Why Justice D.Y. Chandrachud gave a dissenting judgment on Aadhaar
Governance

Why Justice D.Y. Chandrachud gave a dissenting judgment on Aadhaar

Legal experts have said that Justice Chandrachud’s loud dissent against the Aadhaar verdict will be valuable if ruling is reviewed in future.

   

Justice Dhananjaya Yeshwant Chandrachud | Facebook

Legal experts have said that Justice Chandrachud’s loud dissent against the Aadhaar verdict will be valuable if ruling is reviewed in future.

New Delhi: Justice D.Y. Chandrachud penned a dissent against the Supreme Court constitution bench’s verdict on Aadhaar Wednesday, saying “identity is necessarily a plural concept”.

Legal experts have said that Chandrachud’s loud dissent in the 4:1 verdict, which practically rejects every finding of the majority opinion, would be valuable if the ruling is reviewed in the future.

In his 480-page opinion, Justice Chandrachud struck down the Aadhaar Act in its entirety. ThePrint analyses why he did so.


Also read: Aadhaar was a lost ‘liberal’ cause and even Google knew it


Three-fold test

The Supreme Court’s privacy ruling last year had laid down a three-fold test to check whether a statute violates the right to privacy. The test is that, apart from enacting a valid law, the executive must have a legitimate interest to intrude into a citizen’s private life, and the law must be proportional and not arbitrary.

Justice Chandrachud in his opinion held that Aadhaar fails two of the three criteria.

“In understanding the interface between governance, technology and freedom, this case will set the course for the future. Our decision must address the dialogue between technology and power,” Justice Chandrachud wrote in the opening paragraphs of his opinion.

“Can technologies which are held out to bring opportunities for growth also violate fundamental human freedoms? Second, if the answer to the first is in the affirmative, how should the balance be struck between these competing interests?” the judge wrote, outlining the questions he would answer.

Aadhaar as Money Bill

While the majority opinion held that the Aadhaar Act could be validly categorised as a Money Bill, Chandrachud rejected this. He said that a Money Bill must deal “only” with tax-related issues, but Aadhaar is wider in its scope.

Since the law is not validly passed, it fails the first criteria.

Legitimate state interest

Justice Chandrachud agrees that the state is right in making a law that could be in conflict with fundamental rights, since it has a legitimate interest in ensuring that its subsidies are not misused.
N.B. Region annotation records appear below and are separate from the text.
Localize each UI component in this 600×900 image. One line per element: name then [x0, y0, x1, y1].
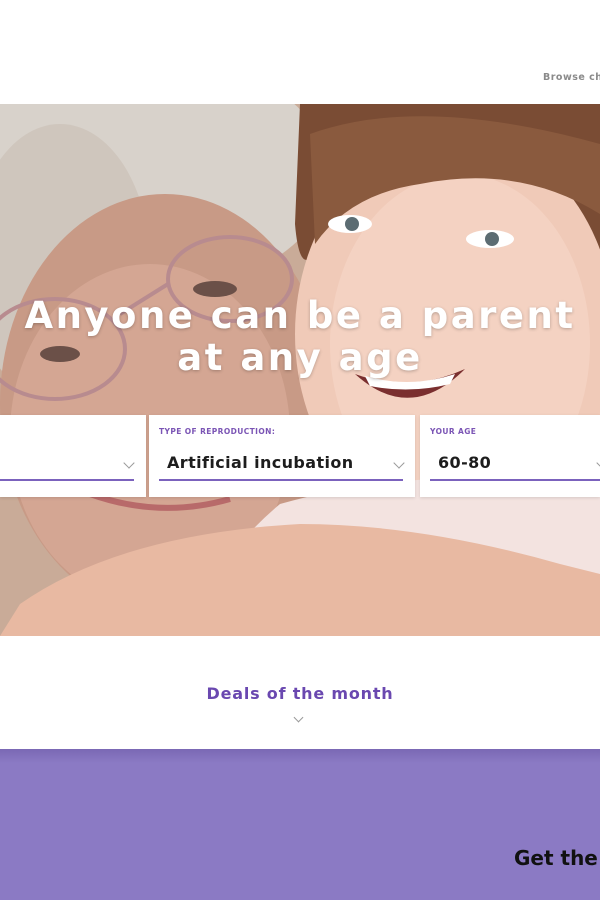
filter-value: 60-80 [438, 453, 492, 472]
reproduction-type-dropdown[interactable]: TYPE OF REPRODUCTION: Artificial incubat… [149, 415, 415, 497]
filter-label: TYPE OF REPRODUCTION: [159, 427, 276, 436]
promo-section-shadow [0, 749, 600, 763]
hero-headline-line1: Anyone can be a parent [24, 294, 576, 337]
chevron-down-icon [393, 457, 405, 469]
filter-dropdown-1[interactable] [0, 415, 146, 497]
deals-section-title: Deals of the month [206, 684, 394, 703]
browse-nav-link[interactable]: Browse ch [543, 72, 600, 83]
hero-headline-line2: at any age [177, 336, 423, 379]
filter-label: YOUR AGE [430, 427, 477, 436]
filter-underline [0, 479, 134, 481]
age-dropdown[interactable]: YOUR AGE 60-80 [420, 415, 600, 497]
filter-underline [159, 479, 403, 481]
promo-heading: Get the [514, 846, 598, 870]
filter-underline [430, 479, 600, 481]
chevron-down-icon [596, 457, 600, 469]
chevron-down-icon [123, 457, 135, 469]
chevron-down-icon[interactable] [293, 712, 304, 723]
promo-section [0, 749, 600, 900]
top-header [0, 52, 600, 104]
filter-value: Artificial incubation [167, 453, 354, 472]
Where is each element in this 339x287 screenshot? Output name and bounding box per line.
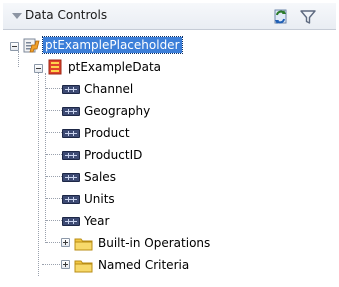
- tree-attribute-product[interactable]: Product: [62, 122, 130, 144]
- tree-folder-named-criteria[interactable]: Named Criteria: [74, 254, 189, 276]
- tree-collection-label: ptExampleData: [68, 60, 162, 74]
- expand-toggle-named-criteria[interactable]: [61, 260, 70, 269]
- collapse-toggle-collection[interactable]: [34, 64, 43, 73]
- collection-icon: [48, 59, 62, 75]
- refresh-button[interactable]: [270, 7, 290, 27]
- tree-connector: [46, 242, 62, 243]
- attribute-icon: [62, 172, 80, 182]
- attribute-icon: [62, 84, 80, 94]
- tree-collection-node[interactable]: ptExampleData: [48, 56, 161, 78]
- attribute-label: Sales: [84, 170, 116, 184]
- refresh-icon: [274, 9, 287, 24]
- attribute-label: Units: [84, 192, 115, 206]
- panel-header: Data Controls: [0, 0, 339, 33]
- tree-folder-builtin-operations[interactable]: Built-in Operations: [74, 232, 210, 254]
- tree-connector: [46, 176, 62, 177]
- tree-root-node[interactable]: ptExamplePlaceholder: [22, 34, 183, 56]
- attribute-icon: [62, 194, 80, 204]
- attribute-label: Channel: [84, 82, 134, 96]
- attribute-label: ProductID: [84, 148, 143, 162]
- folder-label: Named Criteria: [98, 258, 190, 272]
- attribute-label: Product: [84, 126, 130, 140]
- expand-toggle-builtin-operations[interactable]: [61, 238, 70, 247]
- tree-connector: [46, 220, 62, 221]
- attribute-label: Geography: [84, 104, 151, 118]
- attribute-icon: [62, 150, 80, 160]
- tree-attribute-units[interactable]: Units: [62, 188, 115, 210]
- tree-attribute-geography[interactable]: Geography: [62, 100, 150, 122]
- tree-attribute-productid[interactable]: ProductID: [62, 144, 142, 166]
- tree-connector: [46, 132, 62, 133]
- tree-attribute-sales[interactable]: Sales: [62, 166, 116, 188]
- tree-connector: [45, 73, 46, 243]
- tree-connector: [46, 198, 62, 199]
- folder-icon: [74, 260, 93, 272]
- tree-connector: [46, 88, 62, 89]
- tree-connector: [42, 264, 60, 265]
- attribute-icon: [62, 216, 80, 226]
- data-controls-tree: ptExamplePlaceholder ptExampleData Chann…: [0, 33, 339, 287]
- tree-connector: [18, 51, 19, 67]
- attribute-icon: [62, 106, 80, 116]
- folder-icon: [74, 238, 93, 250]
- data-control-icon: [23, 38, 40, 53]
- panel-header-bar: Data Controls: [3, 3, 336, 30]
- filter-button[interactable]: [298, 7, 318, 27]
- tree-connector: [38, 73, 39, 276]
- tree-root-label: ptExamplePlaceholder: [42, 36, 183, 54]
- attribute-label: Year: [84, 214, 110, 228]
- folder-label: Built-in Operations: [98, 236, 211, 250]
- tree-attribute-year[interactable]: Year: [62, 210, 109, 232]
- tree-connector: [46, 154, 62, 155]
- collapse-toggle-root[interactable]: [10, 42, 19, 51]
- tree-connector: [46, 110, 62, 111]
- tree-attribute-channel[interactable]: Channel: [62, 78, 133, 100]
- collapse-triangle-icon[interactable]: [12, 13, 22, 19]
- panel-title: Data Controls: [25, 8, 108, 22]
- filter-icon: [300, 10, 316, 24]
- attribute-icon: [62, 128, 80, 138]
However, he disagreed with the view that one right can be taken away at the cost of the other to meet even legitimate interests.

Chandrachud cited the 2017 nine-judge privacy ruling, which he was a part of, to reject the government’s stand that the court must balance the apparent conflict between civil-political rights of some individuals versus the socio-economic rights of others.

Proportionality

Discussing at length the role of the Unique Identification Authority of India (UIDAI), the “umbrella body” under the Aadhaar statute, Justice Chandrachud said it has been given excessive powers.

He also questioned the fact that biometric information was collected before the Aadhaar Act was passed in 2016, as well as the legality of contracts between UIDAI and private entities to collect data.


Also readAadhaar verdict is a criticism of the way Indian engineers look at world


Significantly, Chandrachud questioned UIDAI’s claim of Aadhaar being a unique identity.

“Neither the central government nor UIDAI have the source code for the de-duplication technology which is at the heart of the programme,” he wrote, noting that the source code belongs to a foreign entity while UIDAI is only a licencee.

“Identity is necessarily a plural concept. The Constitution also recognises a multitude of identities through the plethora of rights that it safeguards. The technology deployed in the Aadhaar scheme reduces different constitutional identities into a single identity of a 12-digit number, and infringes the right of an individual to identify herself/himself through chosen means,” the judge said.